La prédica duró más de dos horas y la voz del agustino crecía conforme se encendía de fervor. Dijo que la Inquisición era hija del celo cristiano y que el proceso de purificación que eliminaría a los herejes que corrompían el mundo había empezado. Recordó las profecías de san Juan en el Apocalipsis cuando describía que se abrían los libros de la vida y de la muerte. Recitaba con voz atronadora, inflamada de ardor:
—«Y vi a los muertos grandes y pequeños, de pie, delante del trono; fueron abiertos unos libros, y luego se abrió otro, que es el de la vida; y los muertos fueron juzgados según lo escrito en los libros, conforme a sus obras. Y el que no se halló inscrito en el libro de la vida fue arrojado al lago de fuego».
Joan escuchaba conmovido aquellas palabras terribles; los libros contenían la vida y la muerte, y podían ser muy peligrosos como bien sabía, por desgracia. Pero un murmullo del maestro Guillem le apartó de sus pensamientos:
—No me gusta nada el sermón; los han condenado a la hoguera. Y el agustino continuó vigoroso recitando fragmentos del Apocalipsis de san Pedro, cada vez más exaltado y profético:
—«Y allí había gentes colgadas de la lengua. Eran los blasfemos en el camino de la justicia. Y bajo ellos un fuego que los atormentaba».

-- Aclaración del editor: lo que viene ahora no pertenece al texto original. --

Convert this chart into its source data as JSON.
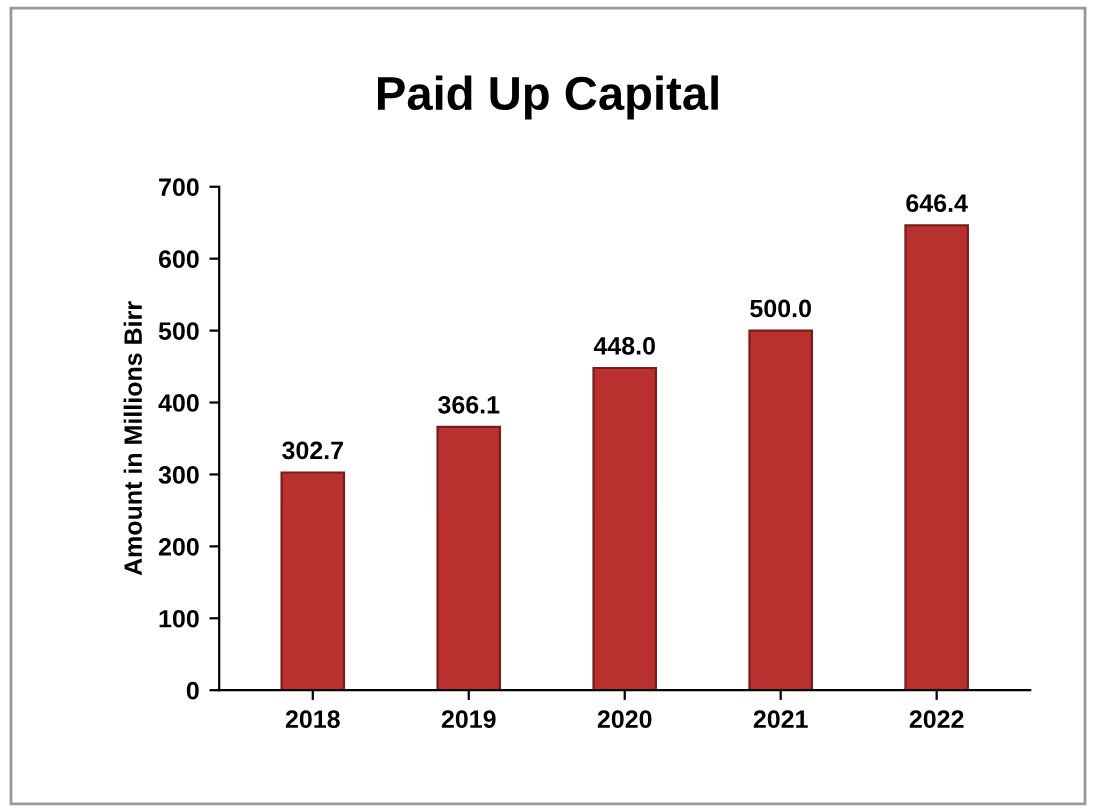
{
  "chart_data": {
    "type": "bar",
    "title": "Paid Up Capital",
    "ylabel": "Amount in Millions Birr",
    "categories": [
      "2018",
      "2019",
      "2020",
      "2021",
      "2022"
    ],
    "values": [
      302.7,
      366.1,
      448.0,
      500.0,
      646.4
    ],
    "value_labels": [
      "302.7",
      "366.1",
      "448.0",
      "500.0",
      "646.4"
    ],
    "color": "#b8312f",
    "ylim": [
      0,
      700
    ],
    "yticks": [
      0,
      100,
      200,
      300,
      400,
      500,
      600,
      700
    ],
    "grid": false
  }
}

Joan pensó que su pecado era comparable y que también merecía un castigo. Luchaba por zafarse del agobio que sentía, pero la prédica terrible del fraile le arrastraba y pensó que Guillem tenía razón: el sermón presagiaba la muerte. Miraba a su alrededor y veía a la gente encogerse de miedo al tiempo que escuchaban con un deleite morboso.
—Al menos, el hijo, Joan Ramón, que hicieron venir de Lleida, no está entre los penitenciados —comentó Lluís.

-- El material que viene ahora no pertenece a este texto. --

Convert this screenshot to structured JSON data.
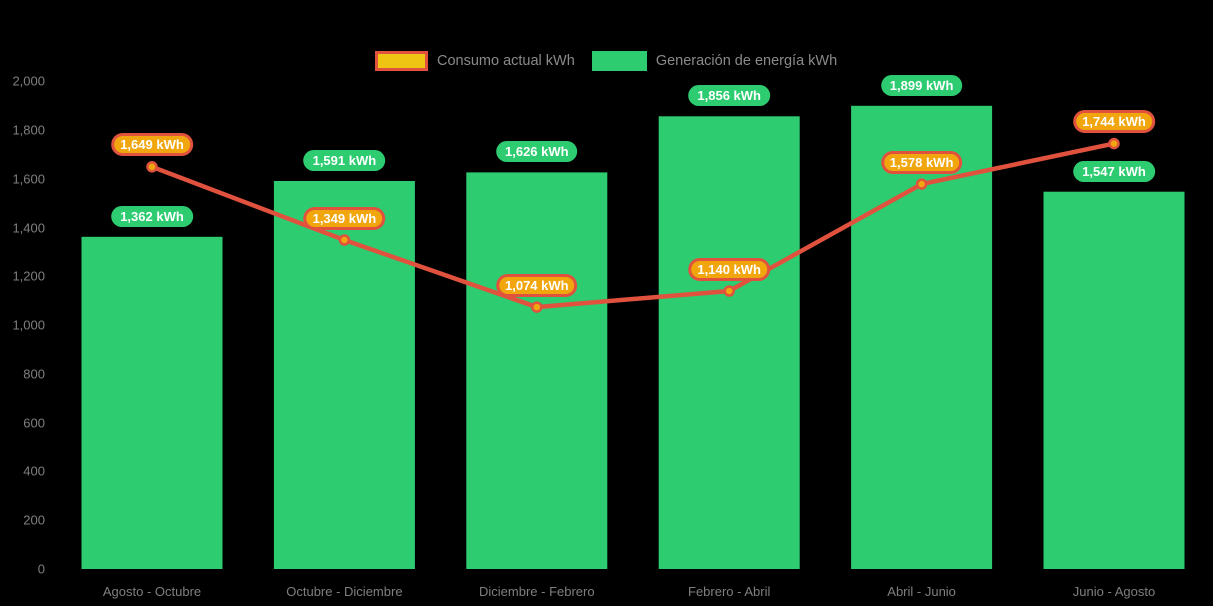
{
  "chart_data": {
    "type": "combo-bar-line",
    "categories": [
      "Agosto - Octubre",
      "Octubre - Diciembre",
      "Diciembre - Febrero",
      "Febrero - Abril",
      "Abril - Junio",
      "Junio - Agosto"
    ],
    "series": [
      {
        "name": "Consumo actual kWh",
        "kind": "line",
        "color": "#e0523e",
        "point_color": "#f2a60d",
        "swatch_fill": "#eec513",
        "label_bg": "#f2a60d",
        "values": [
          1649,
          1349,
          1074,
          1140,
          1578,
          1744
        ],
        "value_labels": [
          "1,649 kWh",
          "1,349 kWh",
          "1,074 kWh",
          "1,140 kWh",
          "1,578 kWh",
          "1,744 kWh"
        ]
      },
      {
        "name": "Generación de energía kWh",
        "kind": "bar",
        "color": "#2ecc71",
        "label_bg": "#2ecc71",
        "values": [
          1362,
          1591,
          1626,
          1856,
          1899,
          1547
        ],
        "value_labels": [
          "1,362 kWh",
          "1,591 kWh",
          "1,626 kWh",
          "1,856 kWh",
          "1,899 kWh",
          "1,547 kWh"
        ]
      }
    ],
    "ylim": [
      0,
      2000
    ],
    "y_ticks": [
      {
        "value": 0,
        "label": "0"
      },
      {
        "value": 200,
        "label": "200"
      },
      {
        "value": 400,
        "label": "400"
      },
      {
        "value": 600,
        "label": "600"
      },
      {
        "value": 800,
        "label": "800"
      },
      {
        "value": 1000,
        "label": "1,000"
      },
      {
        "value": 1200,
        "label": "1,200"
      },
      {
        "value": 1400,
        "label": "1,400"
      },
      {
        "value": 1600,
        "label": "1,600"
      },
      {
        "value": 1800,
        "label": "1,800"
      },
      {
        "value": 2000,
        "label": "2,000"
      }
    ],
    "grid": false,
    "legend_position": "top",
    "background": "#000000",
    "axis_text_color": "#7f7f7f",
    "legend_text_color": "#8a8a8a",
    "value_label_text_color": "#ffffff"
  }
}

—Es menor de edad penal —repuso Guillem—. Seguramente él se salve solo con cárcel.
Después se celebró misa y al final de esta, el notario de la Inquisición subió al púlpito y uno a uno, con voz hueca y resonante, fue desgranando las faltas de los ausentes representados por los monigotes de cáñamo. Al final anunciaba la condena; y era la misma para todos: el fuego de la hoguera.
Pocas esperanzas quedaban al llegar a los Corró. Casi sin aliento, Joan rezaba para que ellos fueran la excepción, pero las acusaciones se asemejaban mucho a las de los anteriores: freían la carne y las verduras con aceite evitando hacerlo con grasa animal. Para no confundirse con la manteca de cerdo ni siquiera cocinaban con grasa de oveja. Ponían manteles limpios en su mesa el viernes por la noche y se mudaban para ir limpios el sábado, la fiesta de los judíos. A la muerte de sus padres comían huevos crudos y a los cadáveres les depositaban una moneda en la boca. Quitaban los tendones de los cuartos traseros de los corderos como mandaba la Biblia en recuerdo de la lucha de Jacob…
—Pero eso no quiere decir que practiquen la religión judía —protestó en voz baja Joan—. Son costumbres que heredaron de sus padres y sus abuelos. No tienen por qué tener un significado.
Al final el notario enumeró los libros prohibidos de su librería, muchos de los cuales eran judaicos. Y terminó proclamando:
—Serán quemados vivos en la hoguera del Canyet por su herejía. Pero si en el último momento piden clemencia y se reconcilian con la fe cristiana, se les concederá por caridad la gracia de ser antes estrangulados por el verdugo.
Un murmullo recorrió la plaza. Habría espectáculo.